Department of Economics, University of Crete, 74100 Rethymnon, Greece

^*

Author to whom correspondence should be addressed.

Stats 2025, 8(4), 85; https://doi.org/10.3390/stats8040085

Submission received: 8 August 2025 / Revised: 16 September 2025 / Accepted: 22 September 2025 / Published: 26 September 2025

Download

Browse Figures

Versions Notes

Abstract

This study provides a systematic overview of 207 econometrics-related R packages identified through CRAN and the Econometrics Task View. Using descriptive and inferential statistics and text mining to compute the word frequency and association among words (n-grams and correlations), we evaluate the development patterns, documentation practices, publication outcomes, and methodological scope. The findings reveal that most packages are created by small-to-mid-sized teams in Europe and North America, with mid-sized collaborations and packages including vignettes being significantly more likely to achieve journal publication. While reverse dependencies indicate strong ecosystem integration, they do not predict publication, and Bayesian or dataset-only packages remain underrepresented.
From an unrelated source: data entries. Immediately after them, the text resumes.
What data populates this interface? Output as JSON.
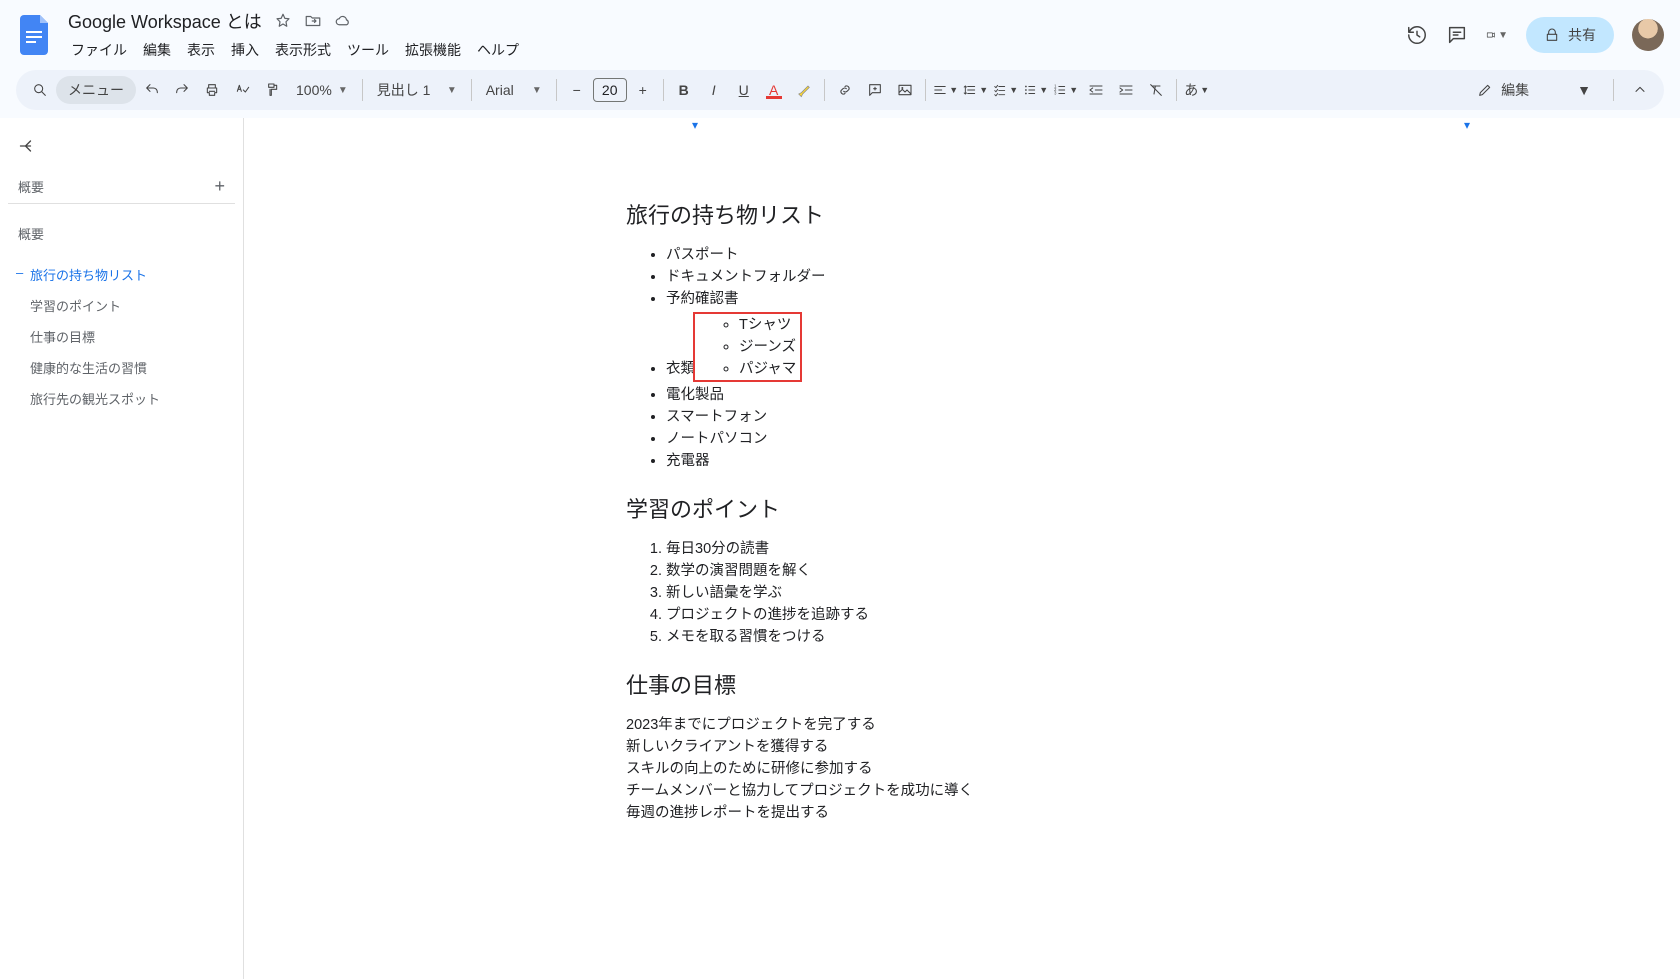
{
  "header": {
    "doc_title": "Google Workspace とは",
    "menus": [
      "ファイル",
      "編集",
      "表示",
      "挿入",
      "表示形式",
      "ツール",
      "拡張機能",
      "ヘルプ"
    ],
    "share_label": "共有"
  },
  "toolbar": {
    "menu_pill": "メニュー",
    "zoom": "100%",
    "style": "見出し 1",
    "font": "Arial",
    "font_size": "20",
    "edit_mode": "編集",
    "ime": "あ"
  },
  "outline": {
    "header": "概要",
    "summary": "概要",
    "items": [
      {
        "label": "旅行の持ち物リスト",
        "active": true
      },
      {
        "label": "学習のポイント",
        "active": false
      },
      {
        "label": "仕事の目標",
        "active": false
      },
      {
        "label": "健康的な生活の習慣",
        "active": false
      },
      {
        "label": "旅行先の観光スポット",
        "active": false
      }
    ]
  },
  "document": {
    "section1": {
      "title": "旅行の持ち物リスト",
      "items_before": [
        "パスポート",
        "ドキュメントフォルダー",
        "予約確認書",
        "衣類"
      ],
      "sub_items": [
        "Tシャツ",
        "ジーンズ",
        "パジャマ"
      ],
      "items_after": [
        "電化製品",
        "スマートフォン",
        "ノートパソコン",
        "充電器"
      ]
    },
    "section2": {
      "title": "学習のポイント",
      "items": [
        "毎日30分の読書",
        "数学の演習問題を解く",
        "新しい語彙を学ぶ",
        "プロジェクトの進捗を追跡する",
        "メモを取る習慣をつける"
      ]
    },
    "section3": {
      "title": "仕事の目標",
      "lines": [
        "2023年までにプロジェクトを完了する",
        "新しいクライアントを獲得する",
        "スキルの向上のために研修に参加する",
        "チームメンバーと協力してプロジェクトを成功に導く",
        "毎週の進捗レポートを提出する"
      ]
    }
  }
}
Growth has accelerated since 2010, but newer packages exhibit fewer updates, raising concerns about sustainability. These findings highlight both the central role of R in contemporary econometrics and the need for broader participation, methodological diversity, and long-term maintenance.

Keywords:

economics; econometrics; R statistical software

1. Introduction

As Ragnar Frisch explained in the first editorial note of Econometrica (1933), ‘econometrics is the unification of statistics, economic theory, and mathematics’. A modern rephrasing could be, ‘Application of statistical and mathematical methods to economic data, guided by economic theory’. Each perspective is necessary but insufficient for understanding quantitative relationships in modern economic life. Econometrics aims to give empirical content to economic relationships. The three key ingredients are economic theory, economic data, and statistical methods. Neither ‘theory without measurement’ nor ‘measurement without theory’ is sufficient for explaining economic phenomena. It is, as Frisch emphasized, their union that is the key to success in the future development of econometrics [1].

Defining R precisely is not straightforward. R is both a software environment for quantitative analysis and a programming language oriented toward data science. Moreover, R evolved from the S language, originally developed at Bell Laboratories for quantitative analysis. The most appropriate description seems to be that R is an environment (actually a programming language) which is focused on the processing of data and their (statistical) analysis, along with wide visualization (graphic) possibilities. important features of the R environment are its flexibility and the possibility of constantly expanding its applications. This is most evident in the large number of additional packages available in the official repository.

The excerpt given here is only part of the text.